Save and Re-Use Model¶
To preserve the model for posterity, individual sources or lists of sources can be serialized with the pickle library:
[14]:
import pickle
fp = open("hsc_cosmos_35.sca", "wb")
pickle.dump(sources, fp)
fp.close()
Note
We recommend to serialize sources or source lists instead of a blend because the latter would also serialize the observations. That is normally not desired and will bloat the pickled file.
The pickled file can be reopened in the same way. Every source can be utilized as before.
[15]:
fp = open("hsc_cosmos_35.sca", "rb")
sources_ = pickle.load(fp)
fp.close()
scarlet.display.show_scene(sources_, norm=norm, add_boxes=True)
plt.show()
However, if we want to refit some data with this model, we have to recreate a Blend instance.
We will now add two more sources to account for the largest residuals we have seen above. As we don’t know their location accurately, we allow the fitter to shift/recenter the sources.
[16]:
# add two sources at their approximate locations
model_frame_ = sources_[0].frame
yx = (14., 44.)
new_source = scarlet.ExtendedSource(model_frame_, yx, observation, compact=True, shifting=True)
sources_.append(new_source)
yx = (42., 9.)
new_source = scarlet.ExtendedSource(model_frame_, yx, observation, compact=True, shifting=True)
sources_.append(new_source)
# generate a new Blend instance
blend_ = scarlet.Blend(sources_, observation)
# tighten relative change in likelihood for convergence
%time it_, logL_ = blend_.fit(100, e_rel=1e-4)
print(f"scarlet ran for {it_} iterations to logL = {logL_}")
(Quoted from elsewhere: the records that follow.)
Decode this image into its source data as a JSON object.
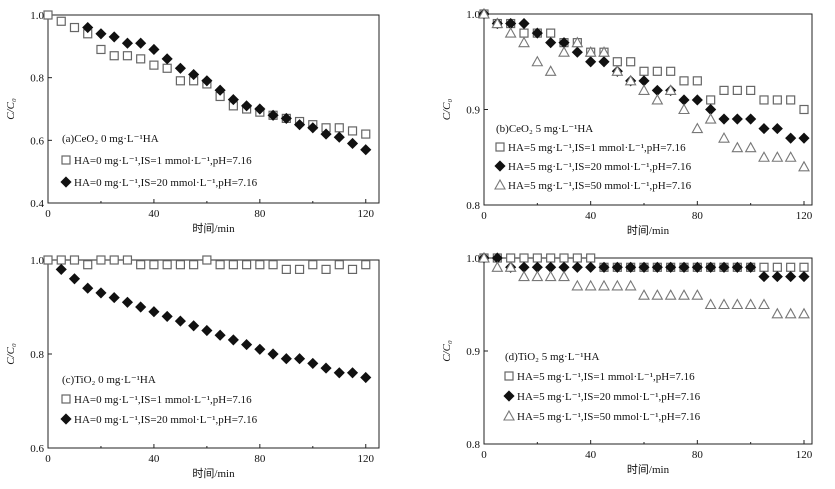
{
  "chart_data": [
    {
      "type": "scatter",
      "panel_label": "(a)CeO₂ 0 mg·L⁻¹HA",
      "xlabel": "时间/min",
      "ylabel": "C/C₀",
      "xlim": [
        0,
        125
      ],
      "ylim": [
        0.4,
        1.0
      ],
      "xticks": [
        0,
        40,
        80,
        120
      ],
      "yticks": [
        0.4,
        0.6,
        0.8,
        1.0
      ],
      "grid": false,
      "legend_position": "bottom-left",
      "series": [
        {
          "name": "HA=0 mg·L⁻¹,IS=1 mmol·L⁻¹,pH=7.16",
          "marker": "square-open",
          "x": [
            0,
            5,
            10,
            15,
            20,
            25,
            30,
            35,
            40,
            45,
            50,
            55,
            60,
            65,
            70,
            75,
            80,
            85,
            90,
            95,
            100,
            105,
            110,
            115,
            120
          ],
          "y": [
            1.0,
            0.98,
            0.96,
            0.94,
            0.89,
            0.87,
            0.87,
            0.86,
            0.84,
            0.83,
            0.79,
            0.79,
            0.78,
            0.74,
            0.71,
            0.7,
            0.69,
            0.68,
            0.67,
            0.66,
            0.65,
            0.64,
            0.64,
            0.63,
            0.62
          ]
        },
        {
          "name": "HA=0 mg·L⁻¹,IS=20 mmol·L⁻¹,pH=7.16",
          "marker": "diamond-filled",
          "x": [
            15,
            20,
            25,
            30,
            35,
            40,
            45,
            50,
            55,
            60,
            65,
            70,
            75,
            80,
            85,
            90,
            95,
            100,
            105,
            110,
            115,
            120
          ],
          "y": [
            0.96,
            0.94,
            0.93,
            0.91,
            0.91,
            0.89,
            0.86,
            0.83,
            0.81,
            0.79,
            0.76,
            0.73,
            0.71,
            0.7,
            0.68,
            0.67,
            0.65,
            0.64,
            0.62,
            0.61,
            0.59,
            0.57
          ]
        }
      ]
    },
    {
      "type": "scatter",
      "panel_label": "(b)CeO₂ 5 mg·L⁻¹HA",
      "xlabel": "时间/min",
      "ylabel": "C/C₀",
      "xlim": [
        0,
        123
      ],
      "ylim": [
        0.8,
        1.0
      ],
      "xticks": [
        0,
        40,
        80,
        120
      ],
      "yticks": [
        0.8,
        0.9,
        1.0
      ],
      "grid": false,
      "legend_position": "bottom-left",
      "series": [
        {
          "name": "HA=5 mg·L⁻¹,IS=1 mmol·L⁻¹,pH=7.16",
          "marker": "square-open",
          "x": [
            0,
            5,
            10,
            15,
            20,
            25,
            30,
            35,
            40,
            45,
            50,
            55,
            60,
            65,
            70,
            75,
            80,
            85,
            90,
            95,
            100,
            105,
            110,
            115,
            120
          ],
          "y": [
            1.0,
            0.99,
            0.99,
            0.98,
            0.98,
            0.98,
            0.97,
            0.97,
            0.96,
            0.96,
            0.95,
            0.95,
            0.94,
            0.94,
            0.94,
            0.93,
            0.93,
            0.91,
            0.92,
            0.92,
            0.92,
            0.91,
            0.91,
            0.91,
            0.9
          ]
        },
        {
          "name": "HA=5 mg·L⁻¹,IS=20 mmol·L⁻¹,pH=7.16",
          "marker": "diamond-filled",
          "x": [
            0,
            5,
            10,
            15,
            20,
            25,
            30,
            35,
            40,
            45,
            50,
            55,
            60,
            65,
            70,
            75,
            80,
            85,
            90,
            95,
            100,
            105,
            110,
            115,
            120
          ],
          "y": [
            1.0,
            0.99,
            0.99,
            0.99,
            0.98,
            0.97,
            0.97,
            0.96,
            0.95,
            0.95,
            0.94,
            0.93,
            0.93,
            0.92,
            0.92,
            0.91,
            0.91,
            0.9,
            0.89,
            0.89,
            0.89,
            0.88,
            0.88,
            0.87,
            0.87
          ]
        },
        {
          "name": "HA=5 mg·L⁻¹,IS=50 mmol·L⁻¹,pH=7.16",
          "marker": "triangle-open",
          "x": [
            0,
            5,
            10,
            15,
            20,
            25,
            30,
            35,
            40,
            45,
            50,
            55,
            60,
            65,
            70,
            75,
            80,
            85,
            90,
            95,
            100,
            105,
            110,
            115,
            120
          ],
          "y": [
            1.0,
            0.99,
            0.98,
            0.97,
            0.95,
            0.94,
            0.96,
            0.97,
            0.96,
            0.96,
            0.94,
            0.93,
            0.92,
            0.91,
            0.92,
            0.9,
            0.88,
            0.89,
            0.87,
            0.86,
            0.86,
            0.85,
            0.85,
            0.85,
            0.84
          ]
        }
      ]
    },
    {
      "type": "scatter",
      "panel_label": "(c)TiO₂ 0 mg·L⁻¹HA",
      "xlabel": "时间/min",
      "ylabel": "C/C₀",
      "xlim": [
        0,
        125
      ],
      "ylim": [
        0.6,
        1.0
      ],
      "xticks": [
        0,
        40,
        80,
        120
      ],
      "yticks": [
        0.6,
        0.8,
        1.0
      ],
      "grid": false,
      "legend_position": "bottom-left",
      "series": [
        {
          "name": "HA=0 mg·L⁻¹,IS=1 mmol·L⁻¹,pH=7.16",
          "marker": "square-open",
          "x": [
            0,
            5,
            10,
            15,
            20,
            25,
            30,
            35,
            40,
            45,
            50,
            55,
            60,
            65,
            70,
            75,
            80,
            85,
            90,
            95,
            100,
            105,
            110,
            115,
            120
          ],
          "y": [
            1.0,
            1.0,
            1.0,
            0.99,
            1.0,
            1.0,
            1.0,
            0.99,
            0.99,
            0.99,
            0.99,
            0.99,
            1.0,
            0.99,
            0.99,
            0.99,
            0.99,
            0.99,
            0.98,
            0.98,
            0.99,
            0.98,
            0.99,
            0.98,
            0.99
          ]
        },
        {
          "name": "HA=0 mg·L⁻¹,IS=20 mmol·L⁻¹,pH=7.16",
          "marker": "diamond-filled",
          "x": [
            5,
            10,
            15,
            20,
            25,
            30,
            35,
            40,
            45,
            50,
            55,
            60,
            65,
            70,
            75,
            80,
            85,
            90,
            95,
            100,
            105,
            110,
            115,
            120
          ],
          "y": [
            0.98,
            0.96,
            0.94,
            0.93,
            0.92,
            0.91,
            0.9,
            0.89,
            0.88,
            0.87,
            0.86,
            0.85,
            0.84,
            0.83,
            0.82,
            0.81,
            0.8,
            0.79,
            0.79,
            0.78,
            0.77,
            0.76,
            0.76,
            0.75
          ]
        }
      ]
    },
    {
      "type": "scatter",
      "panel_label": "(d)TiO₂ 5 mg·L⁻¹HA",
      "xlabel": "时间/min",
      "ylabel": "C/C₀",
      "xlim": [
        0,
        123
      ],
      "ylim": [
        0.8,
        1.0
      ],
      "xticks": [
        0,
        40,
        80,
        120
      ],
      "yticks": [
        0.8,
        0.9,
        1.0
      ],
      "grid": false,
      "legend_position": "bottom-left",
      "series": [
        {
          "name": "HA=5 mg·L⁻¹,IS=1 mmol·L⁻¹,pH=7.16",
          "marker": "square-open",
          "x": [
            0,
            5,
            10,
            15,
            20,
            25,
            30,
            35,
            40,
            45,
            50,
            55,
            60,
            65,
            70,
            75,
            80,
            85,
            90,
            95,
            100,
            105,
            110,
            115,
            120
          ],
          "y": [
            1.0,
            1.0,
            1.0,
            1.0,
            1.0,
            1.0,
            1.0,
            1.0,
            1.0,
            0.99,
            0.99,
            0.99,
            0.99,
            0.99,
            0.99,
            0.99,
            0.99,
            0.99,
            0.99,
            0.99,
            0.99,
            0.99,
            0.99,
            0.99,
            0.99
          ]
        },
        {
          "name": "HA=5 mg·L⁻¹,IS=20 mmol·L⁻¹,pH=7.16",
          "marker": "diamond-filled",
          "x": [
            0,
            5,
            10,
            15,
            20,
            25,
            30,
            35,
            40,
            45,
            50,
            55,
            60,
            65,
            70,
            75,
            80,
            85,
            90,
            95,
            100,
            105,
            110,
            115,
            120
          ],
          "y": [
            1.0,
            1.0,
            0.99,
            0.99,
            0.99,
            0.99,
            0.99,
            0.99,
            0.99,
            0.99,
            0.99,
            0.99,
            0.99,
            0.99,
            0.99,
            0.99,
            0.99,
            0.99,
            0.99,
            0.99,
            0.99,
            0.98,
            0.98,
            0.98,
            0.98
          ]
        },
        {
          "name": "HA=5 mg·L⁻¹,IS=50 mmol·L⁻¹,pH=7.16",
          "marker": "triangle-open",
          "x": [
            0,
            5,
            10,
            15,
            20,
            25,
            30,
            35,
            40,
            45,
            50,
            55,
            60,
            65,
            70,
            75,
            80,
            85,
            90,
            95,
            100,
            105,
            110,
            115,
            120
          ],
          "y": [
            1.0,
            0.99,
            0.99,
            0.98,
            0.98,
            0.98,
            0.98,
            0.97,
            0.97,
            0.97,
            0.97,
            0.97,
            0.96,
            0.96,
            0.96,
            0.96,
            0.96,
            0.95,
            0.95,
            0.95,
            0.95,
            0.95,
            0.94,
            0.94,
            0.94
          ]
        }
      ]
    }
  ]
}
scarlet.display.show_likelihood(blend_)
plt.show()
CPU times: user 134 ms, sys: 72 µs, total: 134 ms
Wall time: 134 ms
scarlet ran for 4 iterations to logL = 31270.685721964197
We can see that logL is slightly higher than before. Let’s have a look at the new model:
[17]:
scarlet.display.show_scene(sources_,
norm=norm,
observation=observation,
show_rendered=True,
show_observed=True,
show_residual=True)
plt.show()
We can see the two new sources 7 and 8, and that most of the features are very similar to before. As expected, the residuals have visibly improved and are now dominated by a red-blue pattern in the center of source 1, which we already fit with 2 components. Maybe we should try with 3 …